By Kelly Morgan, Staff Writer
Sunday, March 5,2006
WALES - Despite a fisherman's frantic efforts, a man died under the
ice of Sabattus Pond on Saturday after driving his vehicle through a
patch of open water near Marrs Point, authorities said.
Although rescue workers spent hours at the frigid scene probing the
water and attempting rescue dives, the vehicle was not located and the
man was not found or identified. He had to be presumed dead, said
Capt. Ray Lafrance of the Androscoggin County Sheriff's Department.
The search, which had begun shortly after a 911 call placed at 3:15
p.m., ended for the day around 5:30 p.m.
"The conditions are just too poor right now," Lafrance said. Divers
were having trouble with their equipment because of the cold, and
there was no visibility under the water.
Rescue workers were expected to return at daybreak today and
continue searching under the direction of the Maine Warden Service.
Kevin Ouellette, 34, of Lewiston, was fishing nearby with a friend
when the man drove into the water. Just 10 minutes earlier, the pair
had waved away another vehicle headed for the gaping split in the ice,
Ouellette said.
He said they went to check a trap near the opening and see where
the first vehicle would have hit. They then noticed what looked like a
Ford Bronco approaching.
They tried to flag the driver down, but the man, who looked like he
was in his 40s, didn't appear to see them. "At the last minute, he
pounded his brakes," Ouellette said, "then he realized he wasn't going
to stop and he just tried to step on it to get over."
The vehicle hit the water and floated for a few seconds.
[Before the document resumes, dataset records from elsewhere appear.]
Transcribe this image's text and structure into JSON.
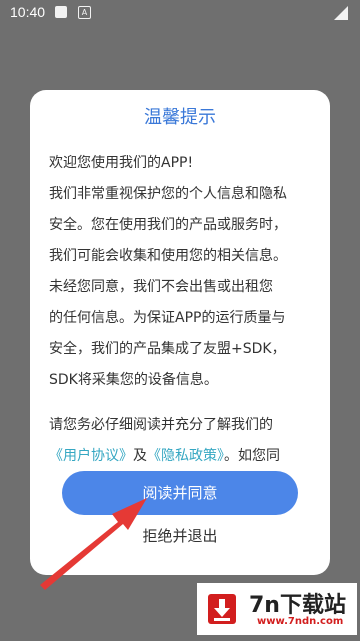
{
  "status_bar": {
    "time": "10:40",
    "a_icon": "A"
  },
  "dialog": {
    "title": "温馨提示",
    "lines": [
      "欢迎您使用我们的APP!",
      "我们非常重视保护您的个人信息和隐私",
      "安全。您在使用我们的产品或服务时，",
      "我们可能会收集和使用您的相关信息。",
      "未经您同意，我们不会出售或出租您",
      "的任何信息。为保证APP的运行质量与",
      "安全，我们的产品集成了友盟+SDK，",
      "SDK将采集您的设备信息。"
    ],
    "read_line": "请您务必仔细阅读并充分了解我们的",
    "user_agreement": "《用户协议》",
    "and_text": "及",
    "privacy_policy": "《隐私政策》",
    "tail_text": "。如您同",
    "agree_label": "阅读并同意",
    "decline_label": "拒绝并退出"
  },
  "watermark": {
    "text": "7n下载站",
    "url": "www.7ndn.com"
  },
  "colors": {
    "accent": "#3a78d8",
    "button": "#4c86e8",
    "link": "#35a7c2",
    "arrow": "#e53935"
  }
}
The driver
barely moved. "He looked like he was in shock or panic," Ouellette
said.
When the nose of the vehicle started to sink, Ouellette yelled,
telling the driver to climb toward the back. But the driver reacted
only slightly before the vehicle tilted all the way forward and began
going down.
It sank rapidly, as Ouellette ran and jumped on the back window in
a last, desperate attempt to save the man.
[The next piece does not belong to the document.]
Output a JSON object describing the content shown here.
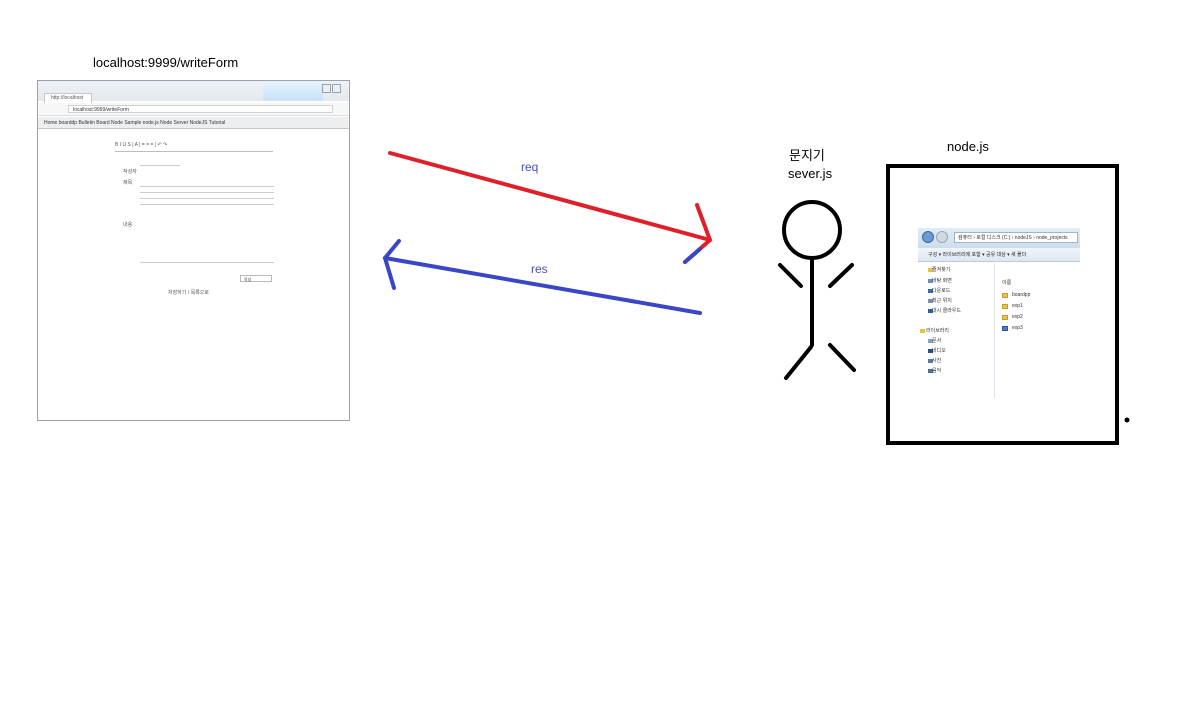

"I probably jumped four or five times before it had just started to
settle - I had to jump off," he said. He was knee-deep in water and
the glass had not cracked.
Reliving the ordeal, Ouellette cried as his fiancé, Tanya Gowell,
26, of Lewiston, comforted him.
Saturday's accident was the fourth on Sabattus Pond, often called
Sabattus Lake, in 10 days.
Marrs Point Road residents Peter and Debbie Clarke said an ATV went
through the same opening in the ice the night of Feb. 24, followed by
a second ATV crash at 6:30 the next morning. The drivers made it out
safely.
A third accident occurred Feb. 26 at a similar hole farther south
on the pond, when a truck went through near the shore.
The Clarkes on Saturday had a telescope in their living room
trained on the larger gap in the ice. Peter Clarke said earlier in the
day he noticed it had gotten wider.
"The ice should be 2 feet thick," he said, but is more like 10 or
12 inches thick this year. While he and his wife boat in the summer,
they've stayed off the pond this winter because of warnings from the
warden service.
The rescue workers, including members of the Maine State Police,
the warden service, the Wales Fire Department, Monmouth Rescue, the
Sabattus Fire Department, and Greene Fire Department, gathered at the
property of part-time resident Dave Creagh, who started a fire in a
small outbuilding and offered people a spot to warm up.
Ouellette, who has been fishing on Sabattus Pond every winter for
about 10 years, said he is taking his truck and ice shack off the ice
today.
"It's a bad year, it's a real bad year," he said, shaking his head.